Reply by ●January 3, 20162016-01-03
On Mon, 28 Dec 2015 17:59:24 -0800 (PST), federation2005@netzero.com wrote:>A good followup to these that expands on my mention a couple articles up about relocation is > >Estimating and Interpreting the Instantaneous Frequency of a Signal >Part 1: Fundamentals >Boualem Boashash, Senior Member, IEEE >Proceedings of the IEEE, Volume 80, No. 4, April 1992, pp. 520-538.... Hey, Federation2005: Before this scrolls away, I wanted to let you know that I did see your posts, and I appreciate the effort. I'll be looking into the papers and other comments.

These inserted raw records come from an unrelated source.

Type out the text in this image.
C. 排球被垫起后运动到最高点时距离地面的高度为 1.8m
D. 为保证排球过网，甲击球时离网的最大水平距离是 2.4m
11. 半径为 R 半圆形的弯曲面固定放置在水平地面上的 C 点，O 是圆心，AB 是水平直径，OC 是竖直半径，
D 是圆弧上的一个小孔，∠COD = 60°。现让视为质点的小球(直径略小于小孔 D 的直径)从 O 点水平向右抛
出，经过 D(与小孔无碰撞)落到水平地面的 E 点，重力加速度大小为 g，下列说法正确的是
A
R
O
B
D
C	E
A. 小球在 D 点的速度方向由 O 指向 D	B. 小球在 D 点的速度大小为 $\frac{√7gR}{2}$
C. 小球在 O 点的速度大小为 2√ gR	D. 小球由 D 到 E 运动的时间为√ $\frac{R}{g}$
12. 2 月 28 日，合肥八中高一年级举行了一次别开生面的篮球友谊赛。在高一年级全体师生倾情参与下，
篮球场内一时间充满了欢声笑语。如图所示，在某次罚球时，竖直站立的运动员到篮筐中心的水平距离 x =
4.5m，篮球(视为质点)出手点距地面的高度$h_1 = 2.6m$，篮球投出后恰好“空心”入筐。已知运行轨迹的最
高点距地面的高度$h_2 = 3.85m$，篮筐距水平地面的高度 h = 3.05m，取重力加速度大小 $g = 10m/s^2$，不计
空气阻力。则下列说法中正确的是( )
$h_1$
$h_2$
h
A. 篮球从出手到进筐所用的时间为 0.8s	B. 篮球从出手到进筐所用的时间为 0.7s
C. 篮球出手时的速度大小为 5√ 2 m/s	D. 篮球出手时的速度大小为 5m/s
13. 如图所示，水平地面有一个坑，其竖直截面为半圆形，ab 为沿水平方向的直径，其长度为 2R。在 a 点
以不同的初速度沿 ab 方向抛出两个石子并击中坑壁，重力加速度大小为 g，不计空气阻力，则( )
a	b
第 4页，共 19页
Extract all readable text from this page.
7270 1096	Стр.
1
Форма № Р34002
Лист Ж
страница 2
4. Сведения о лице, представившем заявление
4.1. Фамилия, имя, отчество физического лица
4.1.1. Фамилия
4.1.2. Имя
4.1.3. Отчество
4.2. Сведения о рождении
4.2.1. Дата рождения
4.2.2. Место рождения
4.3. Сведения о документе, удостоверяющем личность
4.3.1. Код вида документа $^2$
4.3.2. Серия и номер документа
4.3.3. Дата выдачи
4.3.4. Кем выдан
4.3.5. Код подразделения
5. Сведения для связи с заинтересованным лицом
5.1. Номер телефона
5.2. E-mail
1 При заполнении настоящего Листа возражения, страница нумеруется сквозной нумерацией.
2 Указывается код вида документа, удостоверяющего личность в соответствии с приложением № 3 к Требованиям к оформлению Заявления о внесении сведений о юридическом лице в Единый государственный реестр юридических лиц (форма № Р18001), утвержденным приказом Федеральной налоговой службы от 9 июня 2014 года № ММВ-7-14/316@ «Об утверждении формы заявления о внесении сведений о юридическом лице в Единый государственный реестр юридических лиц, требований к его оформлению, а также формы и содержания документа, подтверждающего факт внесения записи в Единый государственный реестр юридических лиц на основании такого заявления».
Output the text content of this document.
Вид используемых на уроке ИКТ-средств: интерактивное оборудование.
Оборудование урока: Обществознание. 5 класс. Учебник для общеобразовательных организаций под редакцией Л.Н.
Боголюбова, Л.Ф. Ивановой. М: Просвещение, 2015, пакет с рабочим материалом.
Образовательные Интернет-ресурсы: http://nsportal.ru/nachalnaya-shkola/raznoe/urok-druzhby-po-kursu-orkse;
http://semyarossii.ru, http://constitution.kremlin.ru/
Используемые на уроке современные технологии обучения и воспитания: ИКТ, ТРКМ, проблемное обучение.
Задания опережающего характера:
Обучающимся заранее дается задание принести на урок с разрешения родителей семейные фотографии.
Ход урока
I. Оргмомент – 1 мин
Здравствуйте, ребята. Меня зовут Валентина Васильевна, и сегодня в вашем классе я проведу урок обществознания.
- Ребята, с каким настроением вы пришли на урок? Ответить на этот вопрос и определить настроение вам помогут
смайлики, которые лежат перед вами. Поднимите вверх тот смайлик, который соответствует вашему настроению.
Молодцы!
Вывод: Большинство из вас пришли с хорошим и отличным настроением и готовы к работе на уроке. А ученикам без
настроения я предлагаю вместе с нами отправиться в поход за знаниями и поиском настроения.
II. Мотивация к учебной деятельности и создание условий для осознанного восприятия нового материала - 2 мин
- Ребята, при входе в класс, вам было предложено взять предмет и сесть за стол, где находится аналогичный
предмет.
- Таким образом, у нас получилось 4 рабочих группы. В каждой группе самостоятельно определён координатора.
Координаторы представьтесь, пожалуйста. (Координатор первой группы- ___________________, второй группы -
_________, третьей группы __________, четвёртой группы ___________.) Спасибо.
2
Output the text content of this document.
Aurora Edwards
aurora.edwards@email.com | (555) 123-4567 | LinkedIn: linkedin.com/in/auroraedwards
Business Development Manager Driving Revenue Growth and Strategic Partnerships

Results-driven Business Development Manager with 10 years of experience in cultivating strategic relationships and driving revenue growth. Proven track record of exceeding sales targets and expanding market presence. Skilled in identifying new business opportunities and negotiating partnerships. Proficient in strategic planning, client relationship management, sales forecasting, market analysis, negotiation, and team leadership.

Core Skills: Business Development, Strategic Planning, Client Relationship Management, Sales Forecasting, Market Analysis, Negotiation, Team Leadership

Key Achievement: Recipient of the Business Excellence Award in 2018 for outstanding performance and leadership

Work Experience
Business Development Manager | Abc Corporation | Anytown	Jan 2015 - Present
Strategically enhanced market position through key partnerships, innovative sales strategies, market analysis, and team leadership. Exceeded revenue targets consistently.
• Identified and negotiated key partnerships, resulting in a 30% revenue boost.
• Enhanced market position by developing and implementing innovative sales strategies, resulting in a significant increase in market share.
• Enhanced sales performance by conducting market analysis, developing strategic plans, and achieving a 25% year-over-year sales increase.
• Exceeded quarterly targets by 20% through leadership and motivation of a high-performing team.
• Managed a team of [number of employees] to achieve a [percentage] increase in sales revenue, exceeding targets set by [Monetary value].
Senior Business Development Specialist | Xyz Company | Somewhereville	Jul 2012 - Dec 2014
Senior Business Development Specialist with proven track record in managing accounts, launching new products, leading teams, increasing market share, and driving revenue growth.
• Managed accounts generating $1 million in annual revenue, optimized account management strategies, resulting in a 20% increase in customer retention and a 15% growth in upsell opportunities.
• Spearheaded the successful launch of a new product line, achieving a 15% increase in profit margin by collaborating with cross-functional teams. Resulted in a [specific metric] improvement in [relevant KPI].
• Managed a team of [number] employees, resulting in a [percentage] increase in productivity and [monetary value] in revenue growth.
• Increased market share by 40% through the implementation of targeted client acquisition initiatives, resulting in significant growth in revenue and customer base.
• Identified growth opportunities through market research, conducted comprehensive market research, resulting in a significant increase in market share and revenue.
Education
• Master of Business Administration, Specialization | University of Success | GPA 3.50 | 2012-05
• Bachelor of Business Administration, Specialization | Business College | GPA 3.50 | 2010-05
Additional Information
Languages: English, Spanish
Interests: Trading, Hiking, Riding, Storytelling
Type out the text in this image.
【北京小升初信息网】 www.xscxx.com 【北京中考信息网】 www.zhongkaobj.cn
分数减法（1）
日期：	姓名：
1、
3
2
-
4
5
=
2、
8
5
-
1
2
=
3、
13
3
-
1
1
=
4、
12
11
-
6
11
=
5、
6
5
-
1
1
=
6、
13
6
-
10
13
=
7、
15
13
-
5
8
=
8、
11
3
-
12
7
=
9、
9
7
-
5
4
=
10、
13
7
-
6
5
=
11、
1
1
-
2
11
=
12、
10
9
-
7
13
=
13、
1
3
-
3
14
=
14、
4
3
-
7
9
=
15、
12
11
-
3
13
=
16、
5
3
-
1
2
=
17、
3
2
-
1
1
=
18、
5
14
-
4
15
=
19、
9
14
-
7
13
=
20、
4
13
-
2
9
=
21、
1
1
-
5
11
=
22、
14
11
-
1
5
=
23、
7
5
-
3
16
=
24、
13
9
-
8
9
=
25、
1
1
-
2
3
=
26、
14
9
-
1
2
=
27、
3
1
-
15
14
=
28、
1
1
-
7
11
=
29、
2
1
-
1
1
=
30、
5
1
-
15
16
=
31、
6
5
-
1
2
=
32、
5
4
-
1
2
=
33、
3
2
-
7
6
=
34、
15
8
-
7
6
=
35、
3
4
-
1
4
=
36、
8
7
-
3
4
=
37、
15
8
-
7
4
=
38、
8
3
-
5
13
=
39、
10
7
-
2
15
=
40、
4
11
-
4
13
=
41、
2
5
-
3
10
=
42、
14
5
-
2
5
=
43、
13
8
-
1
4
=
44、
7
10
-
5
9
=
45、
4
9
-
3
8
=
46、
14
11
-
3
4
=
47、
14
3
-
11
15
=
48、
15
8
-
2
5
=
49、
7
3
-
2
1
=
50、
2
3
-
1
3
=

Reply by ●January 6, 20162016-01-06
On Sunday, January 3, 2016 at 9:09:24 AM UTC-6, Max wrote:> Hey, Federation2005: Before this scrolls away, I wanted to let you > know that I did see your posts, and I appreciate the effort. I'll be > looking into the papers and other comments.Here's the experiment I was referring to where I added the spectrographs (in dB = multiplication in linear amplitudes). Posted on New Year's Eve of course. :) Experiment with Cyborg House: https://www.youtube.com/watch?v=715CLhWO8H4&feature=youtu.be It DOES work if you attach the voiceless sounds to an actual voice, though it produces a buzzing quality (a common problem, by the way, with voice synthesis routines that use Hidden Markov Models). To switch genders I end up pushing the voice part up an octave, but also the language part up, say, 1/4 octave. If you want the software I referenced to experiment around with (and to modify and expand to you heart's content) let me know. The same for the factor analysis routine (DeLayer.c) which does singular value decomposition factor analysis on the matrix representing a spectrograph.